Submission of research data from human subjects
For all data from human subjects researches submitted to DDBJ, it is
submitter’s responsibility to ensure that the dignity and the right of
participant (human subject) is protected in accordance with all
applicable laws, regulations and policies of submitter’s institute.
In principle, make sure to remove any direct personal identifiers of human subjects from your submissions.
Before submission, read “Submission of research data from human subjects”.
What is MSS?
Mass Submission System (MSS) is the service to accept relatively large
scale nucleotide sequence data (not reads) through sending text files.
We at DDBJ recommend using MSS when:
- the submission is not applicable for Nucleotide Sequence Submission
→ EST, STS, TSA, HTC, GSS, HTG, WGS, CON, TLS
- the submission with long sequences.
→ greater than 500 kb in its length
- the complex submission containing many features
→ more than 30 features
- the submission consists of large number of sequences.
→ When number of sequences is greater than 1024, you have to submit two or more times via NSSS
Otherwise, DDBJ recommends using the DDBJ Nucleotide Sequence Submission System (NSSS) .
The Flow of MSS
Please apply for your submission through “Application form for MSS”. According to your application, DDBJ MSS sends you how to use MSS via an email.
Preparation for sequence data submission
- whole genome-scale sequence:
- transcriptome: TSA (Transcriptome Shotgun Assembly) and EST.
- TLS (Targeted Locus Study)
Description of annotation
- For whole genome-scale sequence, it is optional to describe biological features except source and assembly_gap. However, in case of highly novel species, i.e. not available any sequence data, it is required to describe feature annotation for at least one genome as a representative.
- If you decide to submit a genome with annotation, it is required to reserve locus_tag prefix on BioSample submission.
- For feature annotation of prokaryotic genome, we recommend to use DFAST (DDBJ Fast Annotation and Submission Tool)
- For TSA data, it is optional (basically unnecessary) to describe biological features except source and assembly_gap.

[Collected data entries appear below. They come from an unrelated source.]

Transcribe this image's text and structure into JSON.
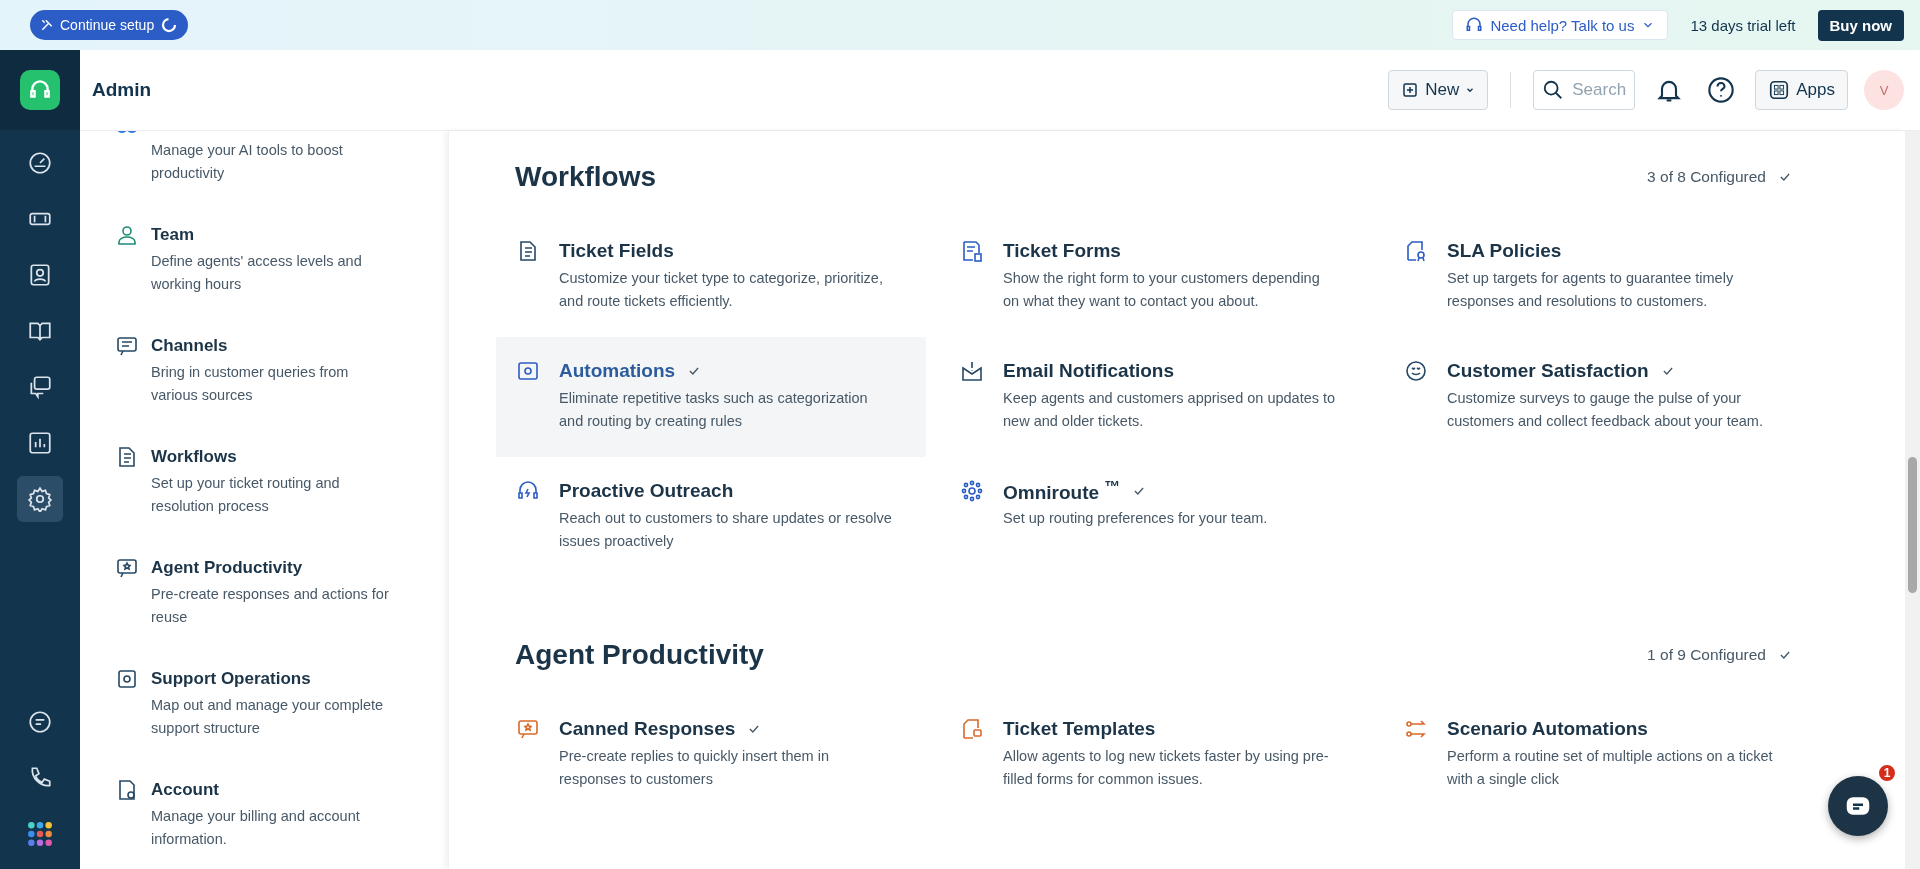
{
  "banner": {
    "setup_button": "Continue setup",
    "help_button": "Need help? Talk to us",
    "trial_text": "13 days trial left",
    "buy_button": "Buy now"
  },
  "header": {
    "title": "Admin",
    "new_button": "New",
    "search": {
      "placeholder": "Search"
    },
    "apps_button": "Apps",
    "avatar": "V"
  },
  "rail": [
    {
      "kind": "dashboard",
      "selected": false
    },
    {
      "kind": "tickets",
      "selected": false
    },
    {
      "kind": "contacts",
      "selected": false
    },
    {
      "kind": "book",
      "selected": false
    },
    {
      "kind": "chat",
      "selected": false
    },
    {
      "kind": "reports",
      "selected": false
    },
    {
      "kind": "settings",
      "selected": true
    },
    {
      "kind": "message",
      "selected": false
    },
    {
      "kind": "phone",
      "selected": false
    },
    {
      "kind": "apps",
      "selected": false
    }
  ],
  "sidebar": {
    "items": [
      {
        "kind": "freddy",
        "description": "Manage your AI tools to boost productivity"
      },
      {
        "kind": "team",
        "title": "Team",
        "description": "Define agents' access levels and working hours"
      },
      {
        "kind": "channels",
        "title": "Channels",
        "description": "Bring in customer queries from various sources"
      },
      {
        "kind": "workflows",
        "title": "Workflows",
        "description": "Set up your ticket routing and resolution process"
      },
      {
        "kind": "productivity",
        "title": "Agent Productivity",
        "description": "Pre-create responses and actions for reuse"
      },
      {
        "kind": "operations",
        "title": "Support Operations",
        "description": "Map out and manage your complete support structure"
      },
      {
        "kind": "account",
        "title": "Account",
        "description": "Manage your billing and account information."
      }
    ]
  },
  "sections": [
    {
      "title": "Workflows",
      "configured": "3 of 8 Configured",
      "cards": [
        {
          "kind": "fields",
          "title": "Ticket Fields",
          "description": "Customize your ticket type to categorize, prioritize, and route tickets efficiently.",
          "configured": false,
          "selected": false
        },
        {
          "kind": "forms",
          "title": "Ticket Forms",
          "description": "Show the right form to your customers depending on what they want to contact you about.",
          "configured": false,
          "selected": false
        },
        {
          "kind": "sla",
          "title": "SLA Policies",
          "description": "Set up targets for agents to guarantee timely responses and resolutions to customers.",
          "configured": false,
          "selected": false
        },
        {
          "kind": "automations",
          "title": "Automations",
          "description": "Eliminate repetitive tasks such as categorization and routing by creating rules",
          "configured": true,
          "selected": true
        },
        {
          "kind": "email",
          "title": "Email Notifications",
          "description": "Keep agents and customers apprised on updates to new and older tickets.",
          "configured": false,
          "selected": false
        },
        {
          "kind": "csat",
          "title": "Customer Satisfaction",
          "description": "Customize surveys to gauge the pulse of your customers and collect feedback about your team.",
          "configured": true,
          "selected": false
        },
        {
          "kind": "outreach",
          "title": "Proactive Outreach",
          "description": "Reach out to customers to share updates or resolve issues proactively",
          "configured": false,
          "selected": false
        },
        {
          "kind": "omniroute",
          "title": "Omniroute $^{™}$",
          "description": "Set up routing preferences for your team.",
          "configured": true,
          "selected": false
        }
      ]
    },
    {
      "title": "Agent Productivity",
      "configured": "1 of 9 Configured",
      "cards": [
        {
          "kind": "canned",
          "title": "Canned Responses",
          "description": "Pre-create replies to quickly insert them in responses to customers",
          "configured": true,
          "selected": false
        },
        {
          "kind": "templates",
          "title": "Ticket Templates",
          "description": "Allow agents to log new tickets faster by using pre-filled forms for common issues.",
          "configured": false,
          "selected": false
        },
        {
          "kind": "scenario",
          "title": "Scenario Automations",
          "description": "Perform a routine set of multiple actions on a ticket with a single click",
          "configured": false,
          "selected": false
        }
      ]
    }
  ],
  "chat_widget": {
    "badge": "1"
  }
}
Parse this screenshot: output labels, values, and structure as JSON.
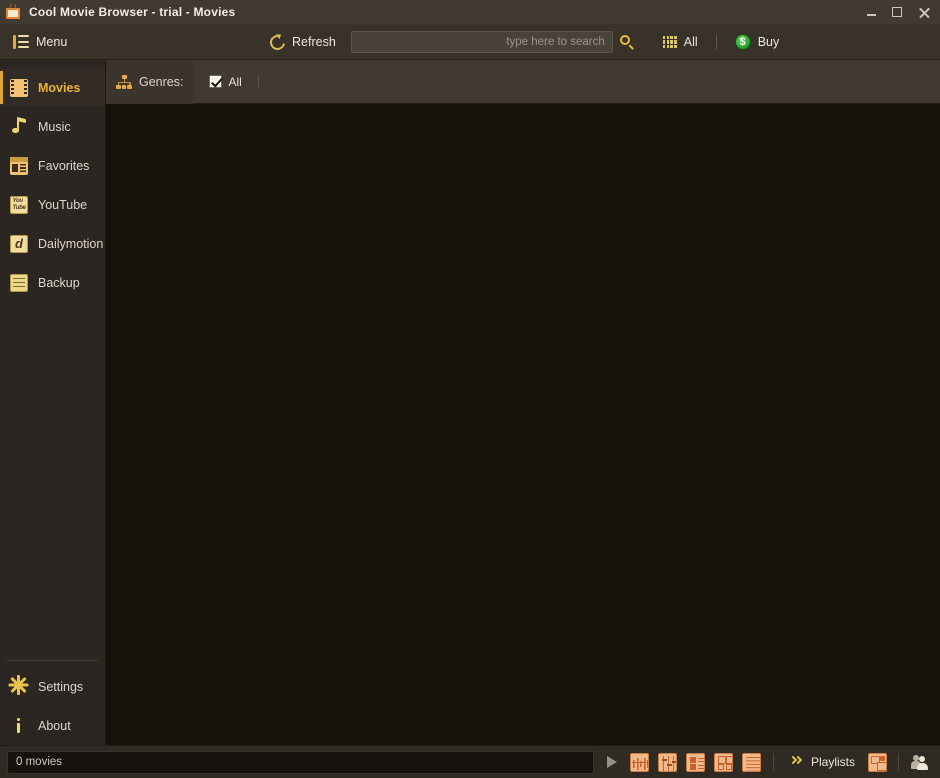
{
  "window": {
    "title": "Cool Movie Browser - trial - Movies",
    "app_icon": "tv-icon",
    "minimize_label": "Minimize",
    "maximize_label": "Maximize",
    "close_label": "Close"
  },
  "toolbar": {
    "menu_label": "Menu",
    "menu_icon": "hamburger-menu-icon",
    "refresh_label": "Refresh",
    "refresh_icon": "refresh-icon",
    "search_value": "",
    "search_placeholder": "type here to search",
    "search_icon": "magnifier-icon",
    "filter_label": "All",
    "filter_icon": "grid-dots-icon",
    "buy_label": "Buy",
    "buy_icon": "green-dollar-coin-icon"
  },
  "sidebar": {
    "items": [
      {
        "label": "Movies",
        "icon": "film-strip-icon",
        "active": true
      },
      {
        "label": "Music",
        "icon": "music-note-icon",
        "active": false
      },
      {
        "label": "Favorites",
        "icon": "favorites-card-icon",
        "active": false
      },
      {
        "label": "YouTube",
        "icon": "youtube-icon",
        "active": false
      },
      {
        "label": "Dailymotion",
        "icon": "dailymotion-icon",
        "active": false
      },
      {
        "label": "Backup",
        "icon": "backup-drive-icon",
        "active": false
      }
    ],
    "bottom_items": [
      {
        "label": "Settings",
        "icon": "gear-icon"
      },
      {
        "label": "About",
        "icon": "info-icon"
      }
    ]
  },
  "genres": {
    "label": "Genres:",
    "icon": "hierarchy-icon",
    "items": [
      {
        "label": "All",
        "checked": true
      }
    ]
  },
  "statusbar": {
    "count_text": "0 movies",
    "play_label": "Play",
    "play_icon": "play-icon",
    "views": [
      {
        "icon": "timeline-view-icon"
      },
      {
        "icon": "sliders-view-icon"
      },
      {
        "icon": "detail-list-view-icon"
      },
      {
        "icon": "grid-view-icon"
      },
      {
        "icon": "list-view-icon"
      }
    ],
    "playlists_label": "Playlists",
    "playlists_icon": "double-chevron-icon",
    "manage_playlists_icon": "manage-playlists-icon",
    "people_icon": "people-icon"
  },
  "colors": {
    "titlebar": "#403a33",
    "toolbar": "#393229",
    "sidebar": "#2b2621",
    "genres_bar": "#413a32",
    "canvas": "#17110c",
    "statusbar": "#2f2a24",
    "accent_gold": "#e8b33c",
    "accent_orange": "#e2863a",
    "tile_orange": "#f0b98c",
    "buy_green": "#2ba32b"
  }
}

- In the case of EST, you can not describe any biological features except source.
2. Make submission files
Submission files required for MSS
Prepare following files required to submit your sequence data.
- Sequence file
- The text file that contains all nucleotide sequences in FASTA-like format.
- Details : Submission file format：Sequence file.
- Annotation file
- The tab delimited text file that contains your data other than sequences, such as submitters, references and biological features.
- Details : Submission file format：Annotation file.
- AGP file（in case of
- CON entries The tab delimited text file of nine columns that contains your data , such as the order and orientation of the piece entries to construct CON entry. If you can build a sequence from an AGP file, you do not need a sequence file.
- Details : Submission file format： AGP file.
Check submission files
Before submitting to DDBJ, the files should be checked with software tools provided from DDBJ.
- UME (Utilities for MSS file Error check)
- You can verify the syntax, format and amino acid translation of CDS features of Sequence file and Annotation file. UME includes both Parser and transChecker.
- OS : Windows, unix/macOS
- Details : UME User’s Manual.
- You can verify the syntax and format of Sequence file and Annotation file.
- OS : Unix
- Details : Parser User’s Manual.
- If your data include CDS features (protein-coding sequence), you can validate the amino acid translation.
- OS : Unix
- Details : transChecker User’s Manual
Download => Validation tools for MSS data files
- Validation tools for data files do not have any function to make files for your submission. So, please make your submission files by using text editor, spreadsheet software, or some application in your PC, appropriately.
- Syntax errors due to using undefined characters, contamination of control codes, and so on would cause a major obstacle during processing submitted data, which may result in significant delay of issuing accession numbers.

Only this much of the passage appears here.